The easy profits are over, and restaurants hoping to weather the recession ought to think about dialing back their wine prices. Kevin Zraly, a New York-area wine educator who helped pioneer the use of progressive markups when he oversaw wine service at Manhattan's Windows on the World, says that at this point, restaurants just need to fill seats and should scale back their wine markups as a way of attracting diners. "Wine is a tool to get people into restaurants, and in this economy, wine prices need to be dropped to do that," he says. "We had adjustable-rate mortgages, now we need adjustable-rate wines." He also says that restaurants that allow customers to bring their own wines but charge relatively high corkage fees should think about reducing the amount they charge for BYOB. Zraly believes $20 per bottle is a reasonable tariff.

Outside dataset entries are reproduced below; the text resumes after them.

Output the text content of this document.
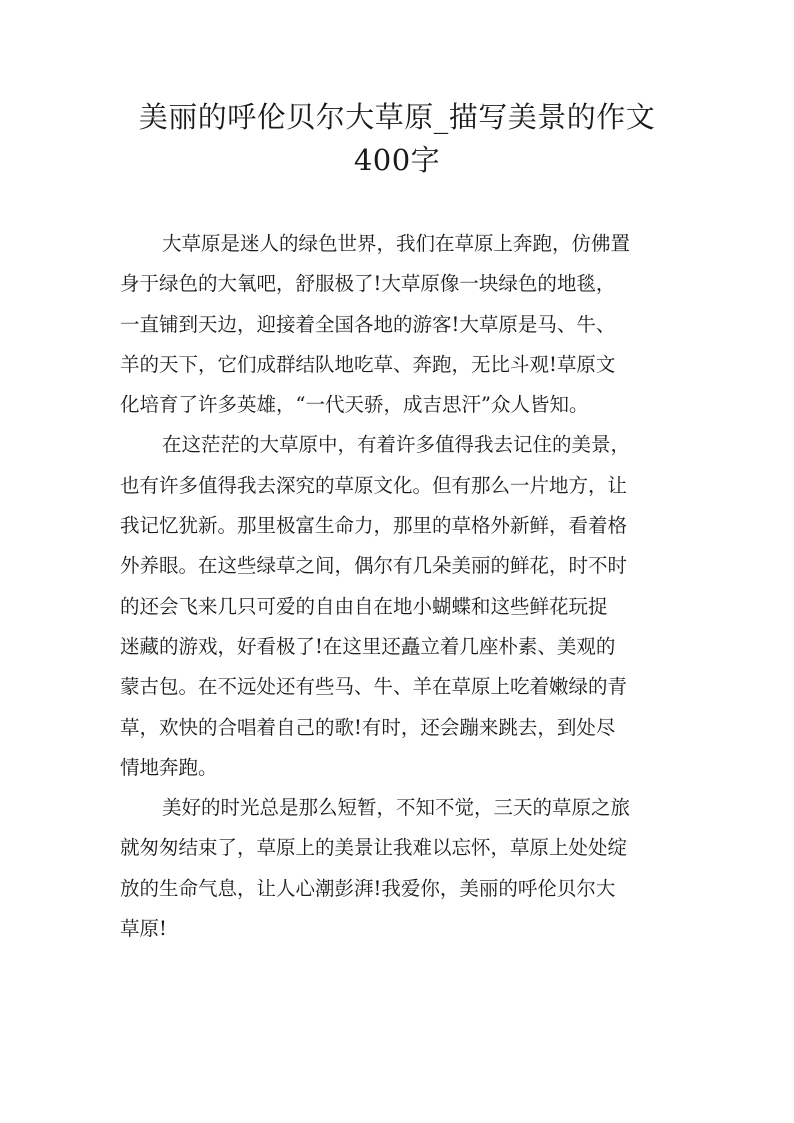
美丽的呼伦贝尔大草原_描写美景的作文
400字
大草原是迷人的绿色世界，我们在草原上奔跑，仿佛置
身于绿色的大氧吧，舒服极了!大草原像一块绿色的地毯，
一直铺到天边，迎接着全国各地的游客!大草原是马、牛、
羊的天下，它们成群结队地吃草、奔跑，无比斗观!草原文
化培育了许多英雄，“一代天骄，成吉思汗”众人皆知。
在这茫茫的大草原中，有着许多值得我去记住的美景，
也有许多值得我去深究的草原文化。但有那么一片地方，让
我记忆犹新。那里极富生命力，那里的草格外新鲜，看着格
外养眼。在这些绿草之间，偶尔有几朵美丽的鲜花，时不时
的还会飞来几只可爱的自由自在地小蝴蝶和这些鲜花玩捉
迷藏的游戏，好看极了!在这里还矗立着几座朴素、美观的
蒙古包。在不远处还有些马、牛、羊在草原上吃着嫩绿的青
草，欢快的合唱着自己的歌!有时，还会蹦来跳去，到处尽
情地奔跑。
美好的时光总是那么短暂，不知不觉，三天的草原之旅
就匆匆结束了，草原上的美景让我难以忘怀，草原上处处绽
放的生命气息，让人心潮彭湃!我爱你，美丽的呼伦贝尔大
草原!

Some restaurants have long taken an unorthodox approach to wine sales—by allowing free BYOB, for example, or by charging slender markups. Landmarc, a popular New York restaurant, prices wines at just above retail and makes up the difference on volume. Richard Betts, the wine director at the Little Nell in Aspen, Colo., instituted an across-the-board 30 percent price cut in wine prices in 2001 and says the restaurant's seven-figure annual wine sales are now double what they were then. Betts says that people who previously would order only one bottle of wine with dinner began ordering two, there were more repeat guests, and favorable publicity brought scores of new ones to the restaurant. Now that fat markups are likely to become a customer repellant, other restaurants will ideally be tempted to experiment with their wine policies. Given the grim economic outlook, slashing wine prices probably won't be enough to save many establishments, but they might as well die trying.